Patti was getting tired of the complaining.
“How should I respond to my co-worker who always says she’s broke – and it’s probably because of overspending?” she asked me.
As I thought about Patti’s question, I wondered if her co-worker was calling out for help or just seeking sympathy – two very different things. Patti would have to dig deeper to determine what her co-worker was after: someone to help solve a problem or someone to support a harmful pattern of behavior.
The desire for sympathy often emerges from a person’s need to confirm that “their situation is worse than everyone else’s” or that “they’re the only one this is happening to.” People seeking sympathy aren’t searching for solutions or empathy. They are trying to confirm that they are unique and alone.
If Patti’s co-worker was after sympathy, I recommended that Patti politely change the subject or end the conversation by offering to talk again to seek solutions.
If Patti thought her co-worker was searching for help with a problem, there was much she could offer.
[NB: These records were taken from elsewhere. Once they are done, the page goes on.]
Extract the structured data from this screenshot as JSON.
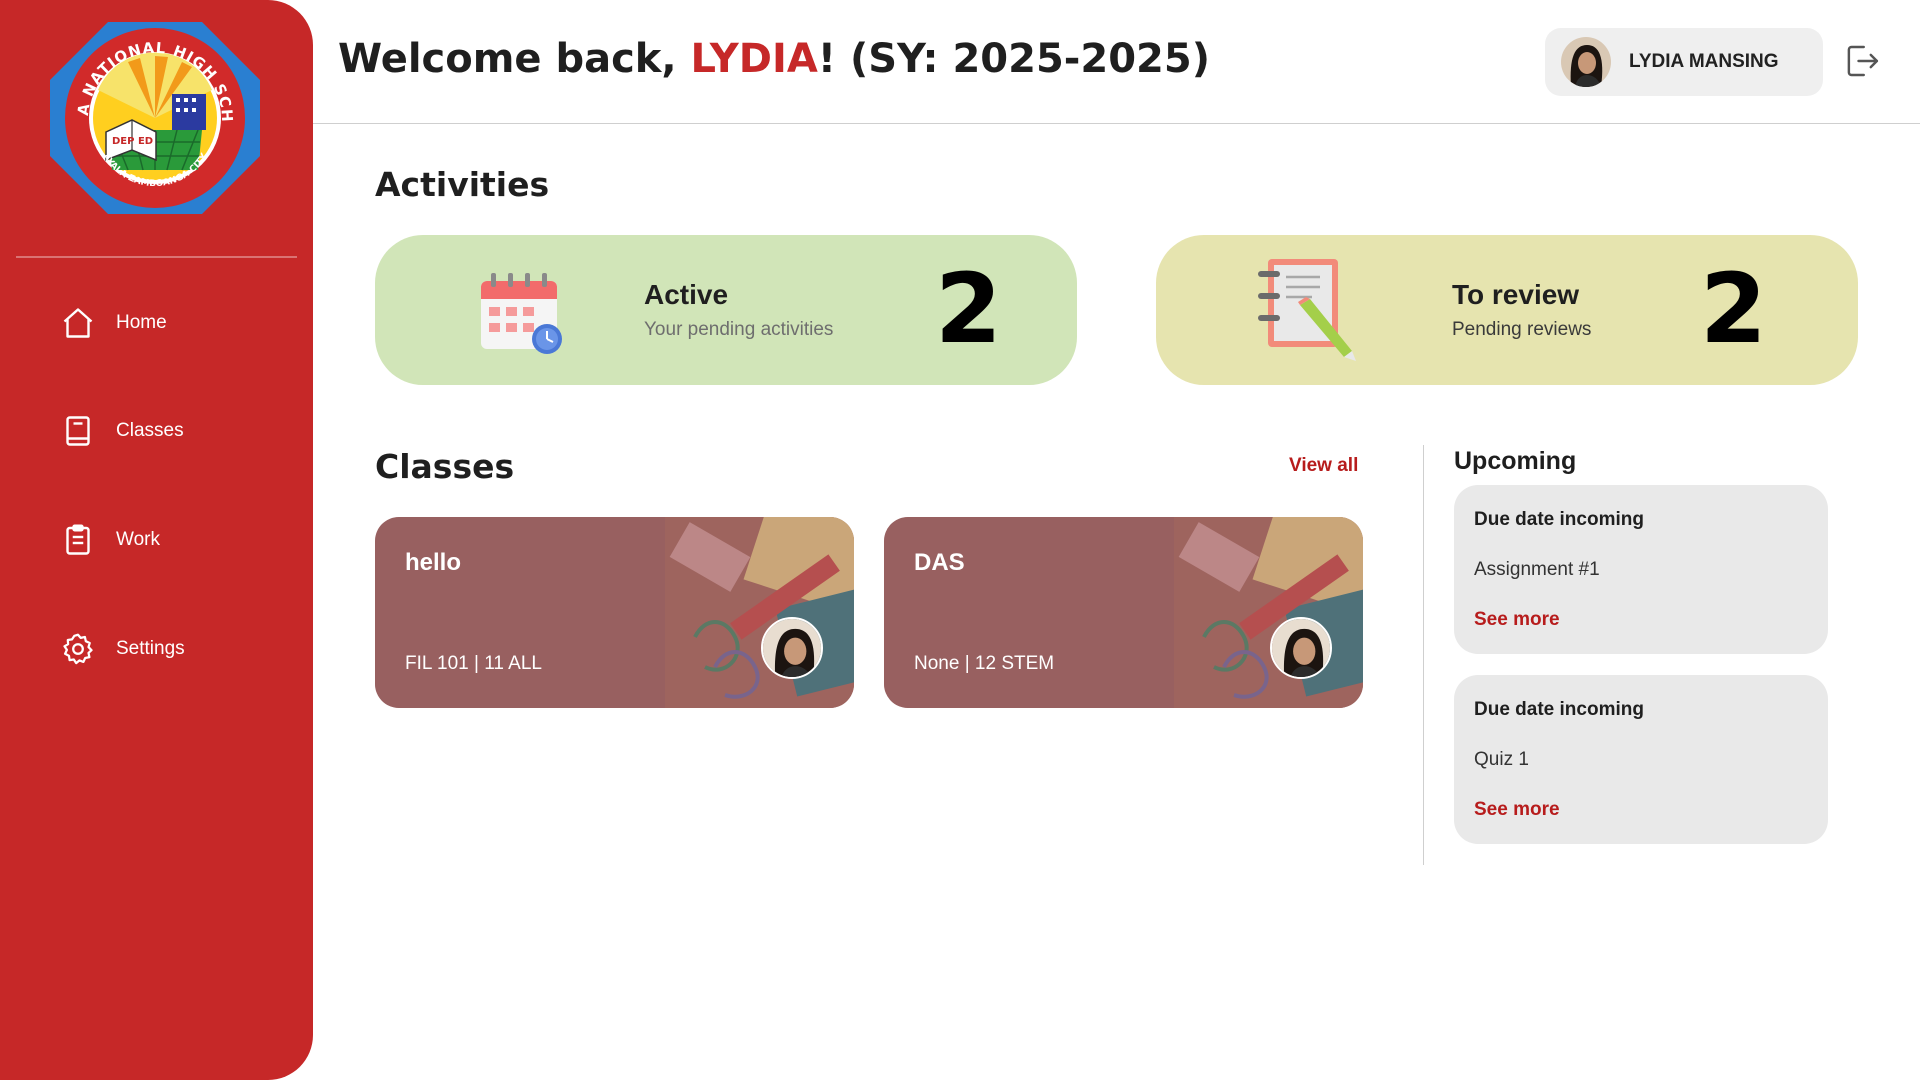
{
  "sidebar": {
    "logo": {
      "text_top": "AYALA NATIONAL HIGH SCHOOL",
      "text_bottom": "AYALA ZAMBOANGA CITY",
      "book_text": "DEP ED"
    },
    "items": [
      {
        "label": "Home",
        "icon": "home-icon"
      },
      {
        "label": "Classes",
        "icon": "book-icon"
      },
      {
        "label": "Work",
        "icon": "clipboard-icon"
      },
      {
        "label": "Settings",
        "icon": "gear-icon"
      }
    ]
  },
  "header": {
    "welcome_prefix": "Welcome back, ",
    "welcome_name": "LYDIA",
    "welcome_suffix": "! (SY: 2025-2025)",
    "user_name": "LYDIA MANSING"
  },
  "activities": {
    "title": "Activities",
    "cards": [
      {
        "title": "Active",
        "subtitle": "Your pending activities",
        "count": "2",
        "icon": "calendar-clock-icon",
        "bg": "#d1e5b8"
      },
      {
        "title": "To review",
        "subtitle": "Pending reviews",
        "count": "2",
        "icon": "notebook-pencil-icon",
        "bg": "#e6e4af"
      }
    ]
  },
  "classes": {
    "title": "Classes",
    "view_all": "View all",
    "items": [
      {
        "name": "hello",
        "details": "FIL 101 | 11 ALL"
      },
      {
        "name": "DAS",
        "details": "None | 12 STEM"
      }
    ]
  },
  "upcoming": {
    "title": "Upcoming",
    "items": [
      {
        "heading": "Due date incoming",
        "name": "Assignment #1",
        "more": "See more"
      },
      {
        "heading": "Due date incoming",
        "name": "Quiz 1",
        "more": "See more"
      }
    ]
  },
  "colors": {
    "sidebar": "#c62828",
    "accent": "#b71c1c",
    "active_card": "#d1e5b8",
    "review_card": "#e6e4af"
  }
}
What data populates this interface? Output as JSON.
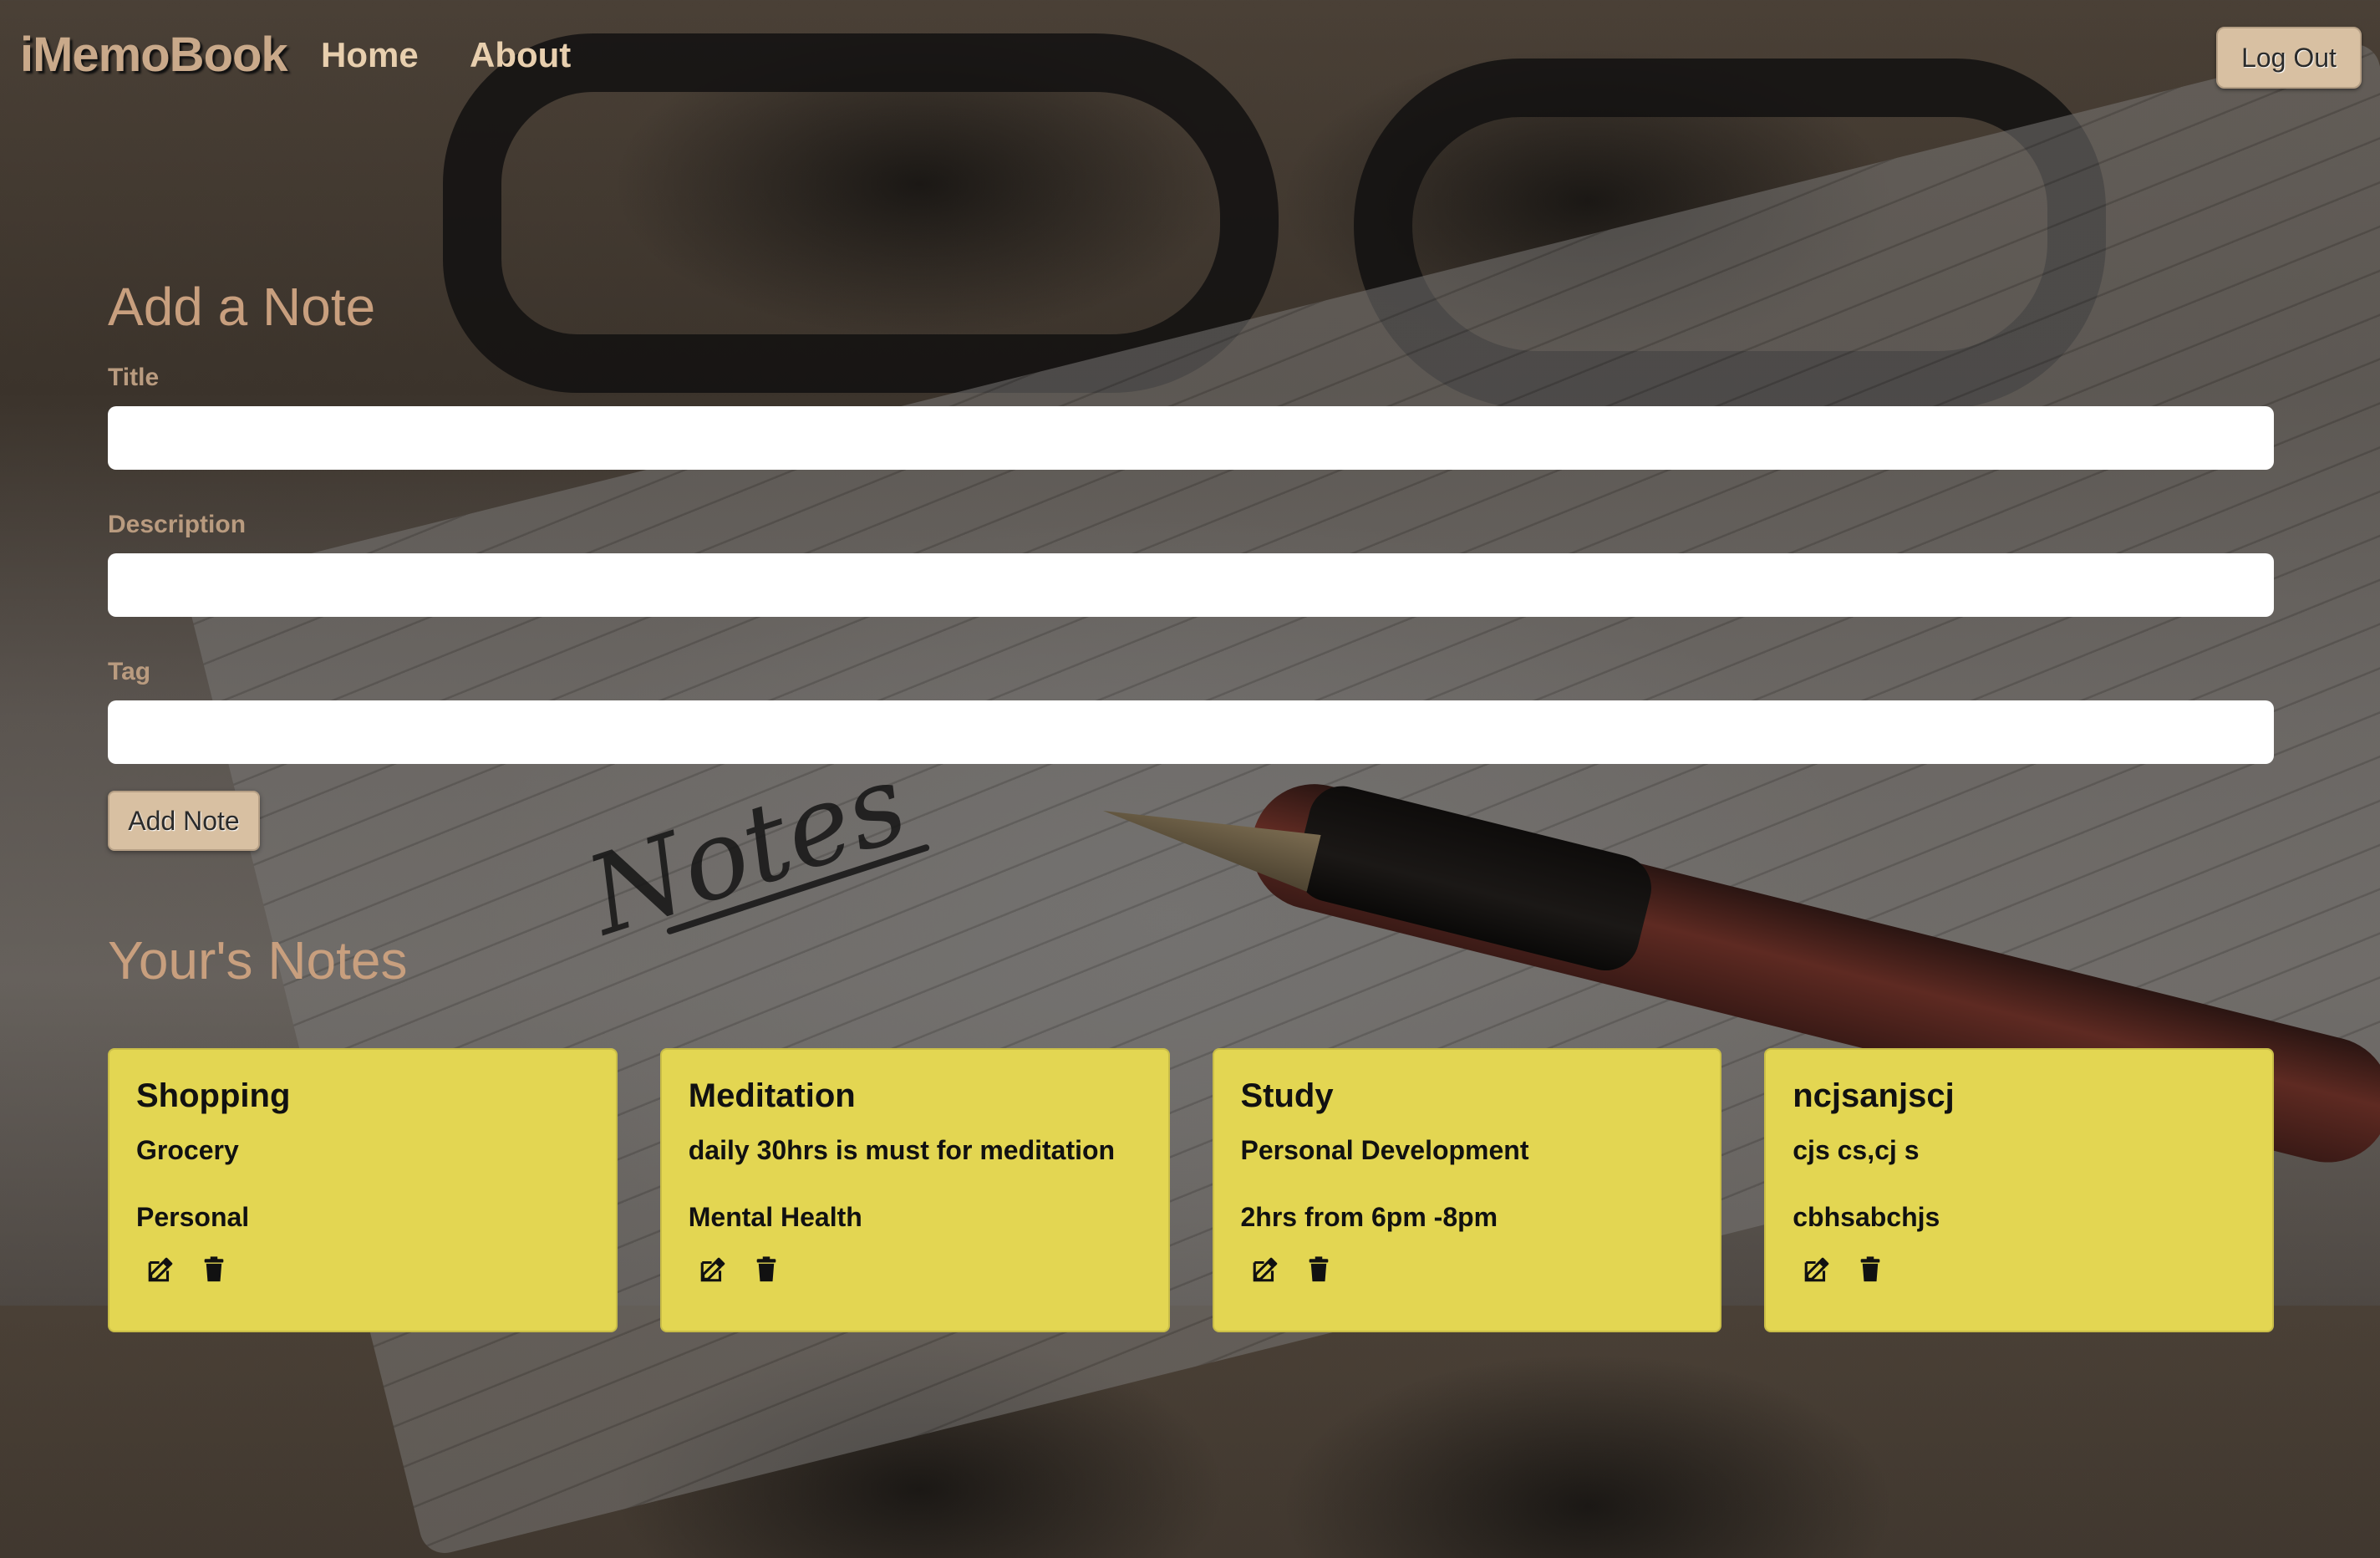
{
  "navbar": {
    "brand": "iMemoBook",
    "links": [
      {
        "label": "Home"
      },
      {
        "label": "About"
      }
    ],
    "logout_label": "Log Out"
  },
  "form": {
    "heading": "Add a Note",
    "title_label": "Title",
    "title_value": "",
    "description_label": "Description",
    "description_value": "",
    "tag_label": "Tag",
    "tag_value": "",
    "submit_label": "Add Note"
  },
  "notes": {
    "heading": "Your's Notes",
    "items": [
      {
        "title": "Shopping",
        "description": "Grocery",
        "tag": "Personal",
        "icons": [
          "edit-icon",
          "trash-icon"
        ]
      },
      {
        "title": "Meditation",
        "description": "daily 30hrs is must for meditation",
        "tag": "Mental Health",
        "icons": [
          "edit-icon",
          "trash-icon"
        ]
      },
      {
        "title": "Study",
        "description": "Personal Development",
        "tag": "2hrs from 6pm -8pm",
        "icons": [
          "edit-icon",
          "trash-icon"
        ]
      },
      {
        "title": "ncjsanjscj",
        "description": "cjs cs,cj s",
        "tag": "cbhsabchjs",
        "icons": [
          "edit-icon",
          "trash-icon"
        ]
      }
    ]
  },
  "colors": {
    "card_bg": "#e3d652",
    "accent_text": "#c89f7e",
    "button_bg": "#d8c0a2"
  }
}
First, because there is often shame attached to money troubles, Patti could start by listening emphatically.
In shame, researcher Brene Brown’s book I Thought It Was Just Me (But It Isn’t), she describes empathetic listening as the ability to be present and engaged so we can tap into our own experiences to connect with what someone else is telling us.
In practice this looks like:
Seeing the world as the other person sees it.
Being nonjudgmental – yes, this can be very difficult at times.
Understanding the other person’s feelings.
Communicating your understanding of the other person’s feelings.
Once you understand the person’s feelings, and he or she knows you care enough to truly listen, it’s possible to begin exploring real solutions.
For someone who wants to gain control of his or her finances but doesn’t know where to start, I recommend suggesting one or both of these books:
The Total Money Makeover: A Proven Plan for Financial Fitness, by Dave Ramsey.
Your Money Or Your Life, by Joe Dominguez and Vicki Robin.
Sometimes people know what to do, but need help doing it. Simple changes can be powerful. If this is the case, two starting points you can suggest are:
Writing down debts from smallest to largest. Then, each month, trying to pay extra on the smallest debt so it begins to disappear. This progress can be inspiring.
Creating one cash envelope – for groceries, restaurants, entertainment or a similar spending need.
If someone wants more than a book or tips about creating good money habits, you can suggest seeking professional help. This might look like:
Attending a personal finance class.
Hiring a personal finance coach.
Seeking help from an employer’s Employee Assistance Program, if available.
Listening and suggesting a course of action can open a door to real change for someone who wants help and is willing to choose what is right for them.